Nie mogłem pozostać w strefie milczenia. Po przeczytaniu w dniu 22.XI. tego roku, w „Kurierze Wileńskim” relacji Andrzeja Guobisa „Baba Jaga szybko leci do dzieci w Rzeszy”, pytam — kto pozwolił, aby ona przyleciała do naszych dzieci w Rzeszy?
Kto personalnie, jaki organ, czy wydział samorządu zezwolił na tę antyedukację naszego młodego pokolenia. Czy zadał sobie ktoś trud, by zapoznać się z podstawami, na których Celestyn Freinet zbudował swoją pedagogikę? Czy ktoś zadał sobie trud prześledzenia, że ten antyedukacyjny program pedagogiczny odrzucający podstawy wiary, wartości i moralności, a przede wszystkim Chrystusa, jest elementem prowadzonego w Europie i poza nią tajnego planu nauczania, prowadzącego do śmierci duchowej człowieka i cywilizacji chrześcijaństwa?
Mamy rok wiary, miesiąc modlitw za zmarłych, Uroczystość Wszystkich Świętych, Uroczystość Chrystusa Króla, początek Adwentu, czas stawiania najważniejszych pytań.
Papież Benedykt XVI jednoznacznie mówi do nas: „Wychowanie katolickie dzieci i młodzieży, należy do integralnej części posłannictwa Kościoła i głoszenia Dobrej Nowiny”.
Jako dziekan Dekanatu Mejszagolskiego, nie mogę milczeć, gdy moc złego jest oficjalnie wprowadzana do szkoły i staje się podstawą w wychowaniu.
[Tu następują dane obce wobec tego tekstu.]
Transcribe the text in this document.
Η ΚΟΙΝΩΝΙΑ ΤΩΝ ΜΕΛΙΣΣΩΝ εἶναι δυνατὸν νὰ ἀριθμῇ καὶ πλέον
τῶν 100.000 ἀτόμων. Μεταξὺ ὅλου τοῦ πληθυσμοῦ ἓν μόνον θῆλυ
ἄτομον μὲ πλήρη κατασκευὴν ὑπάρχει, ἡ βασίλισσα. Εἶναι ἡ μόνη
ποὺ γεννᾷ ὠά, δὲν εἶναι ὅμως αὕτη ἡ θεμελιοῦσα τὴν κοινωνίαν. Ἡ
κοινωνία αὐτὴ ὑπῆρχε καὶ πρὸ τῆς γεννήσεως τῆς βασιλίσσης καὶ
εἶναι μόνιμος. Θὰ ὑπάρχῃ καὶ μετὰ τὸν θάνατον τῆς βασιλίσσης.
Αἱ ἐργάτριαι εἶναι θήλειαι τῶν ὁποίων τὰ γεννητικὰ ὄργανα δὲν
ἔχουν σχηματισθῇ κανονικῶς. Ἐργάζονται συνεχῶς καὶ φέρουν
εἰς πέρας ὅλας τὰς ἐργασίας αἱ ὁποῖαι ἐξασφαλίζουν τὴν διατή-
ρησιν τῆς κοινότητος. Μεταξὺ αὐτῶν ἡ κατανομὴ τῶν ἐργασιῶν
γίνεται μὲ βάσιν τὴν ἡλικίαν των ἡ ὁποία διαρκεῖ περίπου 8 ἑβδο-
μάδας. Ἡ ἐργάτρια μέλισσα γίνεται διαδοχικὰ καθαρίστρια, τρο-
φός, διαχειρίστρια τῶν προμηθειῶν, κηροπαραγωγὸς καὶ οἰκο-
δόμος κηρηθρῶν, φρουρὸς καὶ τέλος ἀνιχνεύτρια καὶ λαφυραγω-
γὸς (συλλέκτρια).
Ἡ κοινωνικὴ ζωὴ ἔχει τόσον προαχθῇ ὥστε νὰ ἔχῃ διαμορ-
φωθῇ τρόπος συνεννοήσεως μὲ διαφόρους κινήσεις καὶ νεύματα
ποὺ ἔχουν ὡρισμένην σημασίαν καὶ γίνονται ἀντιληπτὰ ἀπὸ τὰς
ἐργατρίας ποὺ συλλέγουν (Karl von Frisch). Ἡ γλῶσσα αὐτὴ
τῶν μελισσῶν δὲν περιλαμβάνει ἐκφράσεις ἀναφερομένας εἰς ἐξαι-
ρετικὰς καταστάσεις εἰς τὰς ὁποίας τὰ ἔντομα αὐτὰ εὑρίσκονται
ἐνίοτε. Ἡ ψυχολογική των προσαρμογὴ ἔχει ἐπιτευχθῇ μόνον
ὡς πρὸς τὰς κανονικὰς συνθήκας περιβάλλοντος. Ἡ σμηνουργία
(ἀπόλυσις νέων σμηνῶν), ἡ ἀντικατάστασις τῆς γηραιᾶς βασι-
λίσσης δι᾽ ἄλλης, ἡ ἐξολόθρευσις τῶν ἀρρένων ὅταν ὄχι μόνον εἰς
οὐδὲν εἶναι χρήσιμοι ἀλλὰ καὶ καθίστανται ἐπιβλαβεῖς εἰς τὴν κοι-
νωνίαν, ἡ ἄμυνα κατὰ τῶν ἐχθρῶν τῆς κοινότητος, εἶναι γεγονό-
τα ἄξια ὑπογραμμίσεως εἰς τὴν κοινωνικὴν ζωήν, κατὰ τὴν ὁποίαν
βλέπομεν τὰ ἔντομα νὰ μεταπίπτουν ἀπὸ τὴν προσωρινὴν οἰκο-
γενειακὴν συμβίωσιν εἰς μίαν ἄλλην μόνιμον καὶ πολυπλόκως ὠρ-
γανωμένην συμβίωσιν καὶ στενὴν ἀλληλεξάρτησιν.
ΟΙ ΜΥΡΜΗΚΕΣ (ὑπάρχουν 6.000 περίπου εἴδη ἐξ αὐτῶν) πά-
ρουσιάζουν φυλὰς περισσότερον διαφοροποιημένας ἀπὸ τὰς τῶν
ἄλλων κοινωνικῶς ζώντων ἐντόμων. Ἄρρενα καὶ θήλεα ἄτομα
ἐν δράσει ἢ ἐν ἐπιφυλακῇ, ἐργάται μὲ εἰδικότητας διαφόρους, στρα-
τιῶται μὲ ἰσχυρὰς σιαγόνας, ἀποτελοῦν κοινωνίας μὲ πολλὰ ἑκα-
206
Powinniśmy umieć stanąć naprzeciw wyzwaniom współczesności i potrafić rozpoznawać i przeciwdziałać zagrożeniom.
Dzisiejsze zabiegi ludzi wrogich Kościołowi, którzy celowo wprowadzają dezorientację, zamęt pojęciowy są ostatecznie ukierunkowane na wypracowanie w człowieku otwarcia się na okultyzm, na życie bez Boga.
Pragnę przypomnieć za św. Pawłem Apostołem: „Ależ właśnie to, co ofiarują poganie, demonom składają w ofierze, a nie Bogu. Nie chciałbym, byście mieli coś wspólnego z demonami. Nie możecie pić z kielicha Pana i z kielicha demonów; nie możecie zasiadać przy stole Pana i przy stole demonów”. (1 Kor 10, 20-21) „Nie wprzęgajcie się z niewierzącymi w jedno jarzmo. Cóż bowiem ma wspólnego sprawiedliwość z niesprawiedliwością? Albo cóż ma wspólnego światło z ciemnością? Albo jakaż jest wspólnota Chrystusa z Beliarem lub wierzącego z niewiernym?”. (2 Kor 6, 14nn)
Katechizm Kościoła Katolickiego w artykule 2116 mówi bardzo wyraźnie:
„Należy odrzucić wszelkie formy wróżbiarstwa: odwoływanie się do szatana lub demonów, wywoływanie zmarłych lub inne praktyki mające rzekomo odsłaniać przyszłość. Korzystanie z horoskopów, astrologii, chiromancji, wyjaśniania przepowiedni i wróżb, zjawiska jasnowidztwa, posługiwanie się medium są przejawami chęci panowania nad czasem, nad historią i wreszcie nad ludźmi, a jednocześnie pragnieniem zjednania sobie tajemnych mocy. Praktyki te są sprzeczne z czcią i szacunkiem — połączonym z miłującą bojaźnią — które należą się jedynie Bogu. To wszystko to grzech bezbożności — grzech przeciw pierwszemu przykazaniu — »nie będziesz miał bogów cudzych przede mną«”.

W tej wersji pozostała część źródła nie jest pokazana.